Wegen der weiteren Einzelheiten wird auf den Inhalt der Gerichtsakte und der beigezogenen Verwaltungsvorgänge Bezug genommen.

Aus den Gründen:
Mit dem Einverständnis der Beteiligten konnte das Gericht gemäß § 101 Abs. 2 VwGO ohne Durchführung einer mündlichen Verhandlung entscheiden.

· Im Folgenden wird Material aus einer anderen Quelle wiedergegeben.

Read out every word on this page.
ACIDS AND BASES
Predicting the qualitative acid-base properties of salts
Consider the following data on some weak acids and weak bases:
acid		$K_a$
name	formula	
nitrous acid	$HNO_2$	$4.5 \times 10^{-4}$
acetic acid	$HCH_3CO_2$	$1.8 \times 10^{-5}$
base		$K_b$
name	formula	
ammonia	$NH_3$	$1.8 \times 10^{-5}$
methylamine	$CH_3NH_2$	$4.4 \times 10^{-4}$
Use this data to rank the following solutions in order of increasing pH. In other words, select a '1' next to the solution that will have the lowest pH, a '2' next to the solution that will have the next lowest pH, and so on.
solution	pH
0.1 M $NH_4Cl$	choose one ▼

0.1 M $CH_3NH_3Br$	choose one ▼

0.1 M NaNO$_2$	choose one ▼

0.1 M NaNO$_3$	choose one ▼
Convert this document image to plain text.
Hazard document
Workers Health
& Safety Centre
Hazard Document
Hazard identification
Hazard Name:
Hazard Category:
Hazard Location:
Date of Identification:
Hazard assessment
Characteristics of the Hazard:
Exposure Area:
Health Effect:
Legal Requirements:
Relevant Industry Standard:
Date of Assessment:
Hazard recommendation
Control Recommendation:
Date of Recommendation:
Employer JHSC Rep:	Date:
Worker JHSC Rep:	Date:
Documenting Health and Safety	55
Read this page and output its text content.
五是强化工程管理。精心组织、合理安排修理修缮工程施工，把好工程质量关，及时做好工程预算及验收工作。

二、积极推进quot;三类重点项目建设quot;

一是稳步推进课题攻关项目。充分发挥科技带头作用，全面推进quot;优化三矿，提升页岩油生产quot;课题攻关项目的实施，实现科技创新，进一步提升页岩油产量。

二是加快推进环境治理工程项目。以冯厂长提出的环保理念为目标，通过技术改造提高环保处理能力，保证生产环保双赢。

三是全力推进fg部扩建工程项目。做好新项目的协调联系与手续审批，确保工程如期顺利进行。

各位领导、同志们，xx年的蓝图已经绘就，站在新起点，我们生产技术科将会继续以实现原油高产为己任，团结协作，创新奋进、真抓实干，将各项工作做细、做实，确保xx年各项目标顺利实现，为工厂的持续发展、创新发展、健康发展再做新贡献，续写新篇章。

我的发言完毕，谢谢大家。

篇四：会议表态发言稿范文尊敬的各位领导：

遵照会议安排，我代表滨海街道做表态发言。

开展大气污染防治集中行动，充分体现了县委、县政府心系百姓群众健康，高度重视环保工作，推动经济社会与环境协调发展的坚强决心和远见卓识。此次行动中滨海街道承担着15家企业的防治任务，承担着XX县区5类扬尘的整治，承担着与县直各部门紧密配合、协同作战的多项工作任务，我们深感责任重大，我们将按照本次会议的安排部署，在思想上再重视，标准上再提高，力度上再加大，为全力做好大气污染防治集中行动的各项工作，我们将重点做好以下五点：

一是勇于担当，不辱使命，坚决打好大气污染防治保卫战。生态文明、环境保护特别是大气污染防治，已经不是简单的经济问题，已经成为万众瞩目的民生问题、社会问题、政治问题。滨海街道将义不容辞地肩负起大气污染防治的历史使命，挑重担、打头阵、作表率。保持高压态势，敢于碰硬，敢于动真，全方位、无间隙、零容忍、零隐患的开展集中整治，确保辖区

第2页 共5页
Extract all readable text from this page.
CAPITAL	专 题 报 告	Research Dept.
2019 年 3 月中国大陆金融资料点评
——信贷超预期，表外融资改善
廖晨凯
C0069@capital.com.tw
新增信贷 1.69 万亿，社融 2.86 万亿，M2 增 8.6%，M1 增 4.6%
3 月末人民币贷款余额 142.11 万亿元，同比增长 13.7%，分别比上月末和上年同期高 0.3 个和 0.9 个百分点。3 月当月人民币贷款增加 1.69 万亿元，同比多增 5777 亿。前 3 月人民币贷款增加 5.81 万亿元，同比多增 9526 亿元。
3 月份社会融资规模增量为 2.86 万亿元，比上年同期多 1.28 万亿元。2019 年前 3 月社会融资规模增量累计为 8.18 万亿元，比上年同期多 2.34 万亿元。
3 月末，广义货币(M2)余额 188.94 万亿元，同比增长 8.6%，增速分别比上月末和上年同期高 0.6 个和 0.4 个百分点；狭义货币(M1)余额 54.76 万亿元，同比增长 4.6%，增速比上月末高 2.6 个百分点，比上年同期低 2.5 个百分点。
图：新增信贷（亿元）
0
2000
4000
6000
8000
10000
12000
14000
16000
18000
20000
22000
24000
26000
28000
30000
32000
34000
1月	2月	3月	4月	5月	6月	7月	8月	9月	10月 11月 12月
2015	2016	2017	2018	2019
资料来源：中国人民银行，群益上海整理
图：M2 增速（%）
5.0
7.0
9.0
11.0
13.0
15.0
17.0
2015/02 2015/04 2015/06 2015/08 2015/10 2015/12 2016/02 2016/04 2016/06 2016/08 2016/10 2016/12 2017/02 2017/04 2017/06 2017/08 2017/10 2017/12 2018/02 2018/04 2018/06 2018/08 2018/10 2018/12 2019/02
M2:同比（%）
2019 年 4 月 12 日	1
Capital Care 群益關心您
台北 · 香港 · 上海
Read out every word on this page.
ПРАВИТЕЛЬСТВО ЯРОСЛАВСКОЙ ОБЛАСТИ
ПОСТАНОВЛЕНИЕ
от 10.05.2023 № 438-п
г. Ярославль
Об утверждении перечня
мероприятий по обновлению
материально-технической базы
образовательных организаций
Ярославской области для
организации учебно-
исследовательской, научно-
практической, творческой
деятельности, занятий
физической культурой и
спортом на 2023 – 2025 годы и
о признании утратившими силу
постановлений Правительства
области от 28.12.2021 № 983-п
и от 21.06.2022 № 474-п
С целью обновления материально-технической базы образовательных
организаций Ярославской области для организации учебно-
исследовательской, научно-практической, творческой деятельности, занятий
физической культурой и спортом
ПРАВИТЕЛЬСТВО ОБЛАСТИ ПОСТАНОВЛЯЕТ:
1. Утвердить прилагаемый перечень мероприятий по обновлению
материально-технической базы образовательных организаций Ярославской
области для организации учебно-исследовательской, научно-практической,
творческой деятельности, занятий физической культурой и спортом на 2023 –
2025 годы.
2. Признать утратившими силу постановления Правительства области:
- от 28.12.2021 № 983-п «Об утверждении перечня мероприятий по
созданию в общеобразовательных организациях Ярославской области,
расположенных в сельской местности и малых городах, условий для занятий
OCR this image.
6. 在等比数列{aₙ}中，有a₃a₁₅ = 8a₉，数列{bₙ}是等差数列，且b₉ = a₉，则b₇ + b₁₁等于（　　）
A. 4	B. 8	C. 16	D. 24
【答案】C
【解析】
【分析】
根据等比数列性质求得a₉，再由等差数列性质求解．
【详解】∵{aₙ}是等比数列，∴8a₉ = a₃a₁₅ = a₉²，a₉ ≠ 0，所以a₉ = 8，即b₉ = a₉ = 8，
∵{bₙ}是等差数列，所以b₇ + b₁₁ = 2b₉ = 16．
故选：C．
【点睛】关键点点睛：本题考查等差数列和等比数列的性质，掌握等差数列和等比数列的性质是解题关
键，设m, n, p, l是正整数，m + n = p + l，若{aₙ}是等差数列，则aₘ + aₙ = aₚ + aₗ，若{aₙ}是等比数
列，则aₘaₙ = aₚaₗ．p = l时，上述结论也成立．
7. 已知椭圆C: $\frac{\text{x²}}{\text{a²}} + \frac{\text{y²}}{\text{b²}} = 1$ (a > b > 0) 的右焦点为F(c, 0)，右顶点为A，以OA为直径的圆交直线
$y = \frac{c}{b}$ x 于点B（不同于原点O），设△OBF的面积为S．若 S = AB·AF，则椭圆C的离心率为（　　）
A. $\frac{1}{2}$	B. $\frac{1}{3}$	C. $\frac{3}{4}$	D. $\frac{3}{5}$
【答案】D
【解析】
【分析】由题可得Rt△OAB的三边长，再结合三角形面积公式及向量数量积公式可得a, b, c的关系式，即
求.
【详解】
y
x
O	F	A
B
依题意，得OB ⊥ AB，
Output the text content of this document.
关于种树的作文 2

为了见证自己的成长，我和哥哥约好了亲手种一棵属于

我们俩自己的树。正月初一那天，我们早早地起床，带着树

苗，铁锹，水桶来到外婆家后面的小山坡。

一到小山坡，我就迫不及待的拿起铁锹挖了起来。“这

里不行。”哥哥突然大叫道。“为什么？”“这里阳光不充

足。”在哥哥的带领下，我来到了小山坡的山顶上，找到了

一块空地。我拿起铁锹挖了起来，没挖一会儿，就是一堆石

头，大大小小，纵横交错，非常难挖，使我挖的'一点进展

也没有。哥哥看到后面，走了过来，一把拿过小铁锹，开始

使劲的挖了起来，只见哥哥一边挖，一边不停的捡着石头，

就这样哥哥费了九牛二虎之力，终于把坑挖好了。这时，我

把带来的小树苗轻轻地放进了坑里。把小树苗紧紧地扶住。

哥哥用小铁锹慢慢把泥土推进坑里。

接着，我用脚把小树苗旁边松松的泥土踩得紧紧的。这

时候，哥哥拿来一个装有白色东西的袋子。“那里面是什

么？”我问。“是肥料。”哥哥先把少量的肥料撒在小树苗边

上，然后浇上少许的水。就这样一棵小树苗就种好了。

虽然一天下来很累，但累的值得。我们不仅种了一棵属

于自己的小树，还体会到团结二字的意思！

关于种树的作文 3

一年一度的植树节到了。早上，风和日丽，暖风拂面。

Die zulässige Verpflichtungsklage ist nicht begründet.

Der angefochtene Bescheid der Bezirksregierung E. ist rechtmäßig und verletzt die Klägerin schon deshalb nicht in ihren Rechten (vgl. § 113 Abs. 5 VwGO). Sie hat keinen Anspruch auf Genehmigung der Reduzierung der Klassenzügigkeit an der N. -O. -Gesamtschule von acht auf sieben Züge gemäß dem Beschluss des Schulträgers vom 29. Februar 2012.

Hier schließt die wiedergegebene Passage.